KORUMA ŞİDDETİ ABD’DE GÜNDEME GELMİŞTİ
Cumhurbaşkanı Erdoğan’ın 2017 yılında ABD'yi ziyareti sırasında Türk Büyükelçiliği önündeki protestocular da korumalar tarafından tekme ve yumruklarla darbedilmişti. Koruma polislerinin müdahalesi neticesinde 9 protestocu ile birlikte 1 polis memuru ve 2 gizli servis görevlisi yaralanmıştı. Ardından 15 koruma polisi hakkında ABD'de dava açılmıştı. Devlet Başkanı korumalarının, koruma polisliğinin çok ötesinde protestoculara yönelik müdahalede bulunması, ABD kamuoyu tarafından şaşkınlıkla karşılanmıştı. O dönem Erdoğan ve Dışişleri Bakanlığı, koruma polislerinin eylemlerini savunup protestocuları suçlamıştı.
FEYZİOĞLU’NUN TEPKİSİ
Türkiye Barolar Birliği (TBB) Başkanı Metin Feyzioğlu, avukata yönelik işkenceye sosyal medya hesabından yapmış olduğu paylaşımla “tepki” gösterdi. Meslektaşımıza karşı bu suçu işleyenlerin Erdoğan’ın korumaları olduğu hususunda bir tereddüt yokken, Feyzioğlu açıklamasında bu olaya karışan kişileri genel olarak polisler diye tanımlayarak, Cumhurbaşkanı ile ilişkisinin bozulmaması için “özenli” davrandığını göstermiş oldu. Koruma polislerinin yapmış olduğu işkenceyi, genel bir polis işkencesi olarak tanımlamak da failleri korumanın bir başka yoludur.
CEZASIZLIK EN TEMEL SORUN
Failler suç işlemek hususunda çok rahatlar, aynı alışkanlık ve yöntemlerle, alenen suç işleyebiliyor, sanki yakalanma ve cezalandırılmaktan çekinmiyorlar. İz bırakmaktan kaçınmak bir yana sanki kim oldukları ve kim adına bu suçu işledikleri bilinsin istiyorlar. Var olan hiçbir hukuk kuralının onları bağlamayacağını ve yine sanki savcılara, mahkemelere hesap vermeyeceklerini düşünüyorlar. Şu ana kadar adı geçen işkence ve kötü muamele suçlarından dolayı haklarında hiç işlem yapılmamış olması, yani cezasızlık bu rahatlıklarının en önemli nedeni.

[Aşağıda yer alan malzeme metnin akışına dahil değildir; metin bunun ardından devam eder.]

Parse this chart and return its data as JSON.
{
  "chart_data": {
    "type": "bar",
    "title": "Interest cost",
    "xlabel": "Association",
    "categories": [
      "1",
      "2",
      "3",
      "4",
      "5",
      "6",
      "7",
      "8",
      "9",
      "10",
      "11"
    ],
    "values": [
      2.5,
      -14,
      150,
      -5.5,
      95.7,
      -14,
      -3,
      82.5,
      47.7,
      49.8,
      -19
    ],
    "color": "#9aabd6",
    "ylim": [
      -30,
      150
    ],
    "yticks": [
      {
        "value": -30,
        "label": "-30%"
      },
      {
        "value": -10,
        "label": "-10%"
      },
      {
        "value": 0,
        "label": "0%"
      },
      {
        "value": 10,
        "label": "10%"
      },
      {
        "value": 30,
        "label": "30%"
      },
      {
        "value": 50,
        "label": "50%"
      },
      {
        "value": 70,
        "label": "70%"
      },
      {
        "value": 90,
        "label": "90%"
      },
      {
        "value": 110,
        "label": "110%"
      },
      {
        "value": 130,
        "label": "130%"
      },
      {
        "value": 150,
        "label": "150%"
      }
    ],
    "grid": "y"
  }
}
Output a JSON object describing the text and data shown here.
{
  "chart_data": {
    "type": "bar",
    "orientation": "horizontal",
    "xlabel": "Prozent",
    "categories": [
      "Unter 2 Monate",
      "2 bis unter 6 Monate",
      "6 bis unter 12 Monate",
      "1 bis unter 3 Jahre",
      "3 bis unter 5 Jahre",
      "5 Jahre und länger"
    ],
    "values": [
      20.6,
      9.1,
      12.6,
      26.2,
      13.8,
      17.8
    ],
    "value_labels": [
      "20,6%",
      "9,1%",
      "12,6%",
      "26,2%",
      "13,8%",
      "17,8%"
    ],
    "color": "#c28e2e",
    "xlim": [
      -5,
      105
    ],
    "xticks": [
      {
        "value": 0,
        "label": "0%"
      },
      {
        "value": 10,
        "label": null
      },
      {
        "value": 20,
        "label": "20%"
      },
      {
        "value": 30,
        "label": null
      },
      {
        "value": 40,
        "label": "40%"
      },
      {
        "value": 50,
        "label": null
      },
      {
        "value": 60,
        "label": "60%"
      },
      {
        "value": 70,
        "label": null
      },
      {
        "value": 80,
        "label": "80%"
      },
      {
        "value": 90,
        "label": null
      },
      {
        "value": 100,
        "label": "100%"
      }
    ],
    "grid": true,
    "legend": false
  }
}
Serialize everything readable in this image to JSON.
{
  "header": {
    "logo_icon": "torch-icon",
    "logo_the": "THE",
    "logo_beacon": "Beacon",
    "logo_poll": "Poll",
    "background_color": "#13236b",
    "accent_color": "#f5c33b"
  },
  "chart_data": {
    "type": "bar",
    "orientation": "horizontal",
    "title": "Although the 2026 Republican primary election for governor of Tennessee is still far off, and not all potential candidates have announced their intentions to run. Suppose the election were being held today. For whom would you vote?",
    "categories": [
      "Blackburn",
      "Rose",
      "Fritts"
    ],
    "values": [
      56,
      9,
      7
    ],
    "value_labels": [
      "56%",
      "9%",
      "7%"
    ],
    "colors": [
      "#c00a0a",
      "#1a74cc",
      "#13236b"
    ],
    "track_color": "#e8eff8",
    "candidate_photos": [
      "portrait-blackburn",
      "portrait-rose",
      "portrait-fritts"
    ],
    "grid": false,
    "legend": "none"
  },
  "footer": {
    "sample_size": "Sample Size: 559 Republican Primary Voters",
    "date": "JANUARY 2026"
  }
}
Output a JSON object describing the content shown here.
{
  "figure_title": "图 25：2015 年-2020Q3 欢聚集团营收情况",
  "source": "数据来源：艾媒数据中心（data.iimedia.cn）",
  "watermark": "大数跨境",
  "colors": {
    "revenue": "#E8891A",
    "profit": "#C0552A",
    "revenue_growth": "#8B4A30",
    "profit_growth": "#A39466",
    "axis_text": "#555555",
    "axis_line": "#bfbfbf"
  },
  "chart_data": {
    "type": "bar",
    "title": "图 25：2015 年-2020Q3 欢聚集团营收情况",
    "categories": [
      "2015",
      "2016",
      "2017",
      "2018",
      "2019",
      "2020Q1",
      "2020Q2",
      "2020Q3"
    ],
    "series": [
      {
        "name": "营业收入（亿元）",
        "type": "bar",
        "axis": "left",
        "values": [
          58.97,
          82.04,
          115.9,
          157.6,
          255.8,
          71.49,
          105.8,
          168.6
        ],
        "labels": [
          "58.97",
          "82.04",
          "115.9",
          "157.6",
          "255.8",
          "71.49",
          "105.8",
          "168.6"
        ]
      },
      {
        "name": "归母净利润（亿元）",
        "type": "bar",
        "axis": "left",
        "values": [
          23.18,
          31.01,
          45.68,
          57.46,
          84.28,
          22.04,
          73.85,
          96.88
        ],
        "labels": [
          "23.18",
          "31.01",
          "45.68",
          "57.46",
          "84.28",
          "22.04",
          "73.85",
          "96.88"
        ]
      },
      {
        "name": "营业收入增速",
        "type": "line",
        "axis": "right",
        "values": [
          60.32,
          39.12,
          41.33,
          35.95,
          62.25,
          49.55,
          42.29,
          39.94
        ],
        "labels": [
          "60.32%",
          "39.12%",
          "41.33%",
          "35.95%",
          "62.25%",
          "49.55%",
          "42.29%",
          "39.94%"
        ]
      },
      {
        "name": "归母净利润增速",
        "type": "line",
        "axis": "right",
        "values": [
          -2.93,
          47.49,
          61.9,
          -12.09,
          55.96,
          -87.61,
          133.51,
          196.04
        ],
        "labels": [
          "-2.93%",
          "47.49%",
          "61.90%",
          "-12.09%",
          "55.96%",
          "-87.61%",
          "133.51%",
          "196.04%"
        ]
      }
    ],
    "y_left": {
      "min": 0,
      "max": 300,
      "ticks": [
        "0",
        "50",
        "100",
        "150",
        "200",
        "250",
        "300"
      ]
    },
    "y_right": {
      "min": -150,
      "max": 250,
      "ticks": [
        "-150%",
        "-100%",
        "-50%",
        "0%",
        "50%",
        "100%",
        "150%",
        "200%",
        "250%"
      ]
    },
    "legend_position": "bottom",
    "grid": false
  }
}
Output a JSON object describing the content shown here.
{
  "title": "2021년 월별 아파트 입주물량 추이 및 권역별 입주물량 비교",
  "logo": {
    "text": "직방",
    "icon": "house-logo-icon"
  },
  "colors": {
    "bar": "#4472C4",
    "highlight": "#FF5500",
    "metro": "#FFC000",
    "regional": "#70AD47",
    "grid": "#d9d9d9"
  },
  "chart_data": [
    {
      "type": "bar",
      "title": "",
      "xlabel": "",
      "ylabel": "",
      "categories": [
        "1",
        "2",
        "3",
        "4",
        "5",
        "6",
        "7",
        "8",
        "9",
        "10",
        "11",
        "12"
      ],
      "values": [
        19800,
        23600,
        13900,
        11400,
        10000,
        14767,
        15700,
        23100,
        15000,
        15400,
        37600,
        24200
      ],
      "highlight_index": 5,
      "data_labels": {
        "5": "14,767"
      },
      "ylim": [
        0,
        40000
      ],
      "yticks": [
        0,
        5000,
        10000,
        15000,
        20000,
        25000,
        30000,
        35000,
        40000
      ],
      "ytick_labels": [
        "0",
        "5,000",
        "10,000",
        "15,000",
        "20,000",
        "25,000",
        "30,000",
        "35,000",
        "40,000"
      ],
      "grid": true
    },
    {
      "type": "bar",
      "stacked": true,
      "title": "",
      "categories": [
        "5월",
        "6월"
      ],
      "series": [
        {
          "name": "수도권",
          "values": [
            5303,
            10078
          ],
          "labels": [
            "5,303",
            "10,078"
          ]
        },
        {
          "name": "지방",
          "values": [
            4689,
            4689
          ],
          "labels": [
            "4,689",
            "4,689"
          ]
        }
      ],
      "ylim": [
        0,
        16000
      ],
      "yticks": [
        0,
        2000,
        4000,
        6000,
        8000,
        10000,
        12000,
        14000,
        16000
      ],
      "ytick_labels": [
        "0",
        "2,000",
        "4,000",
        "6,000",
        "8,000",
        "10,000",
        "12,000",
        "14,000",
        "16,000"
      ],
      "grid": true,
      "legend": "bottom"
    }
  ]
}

Barolar ve avukatların ısrarı, demokrasi mücadelesini büyütecek Avukat Sertuğ Sürenoğlu’na yönelik işkencenin faillerinin cezasız kalmasını engelleyebilecek güçtedir. Bir başka insanımızın benzer bir hak ihlaline maruz kalmaması için demokrasi güçleri hep birlikte “işkenceye sıfır tolerans” diye haykırmalıdır.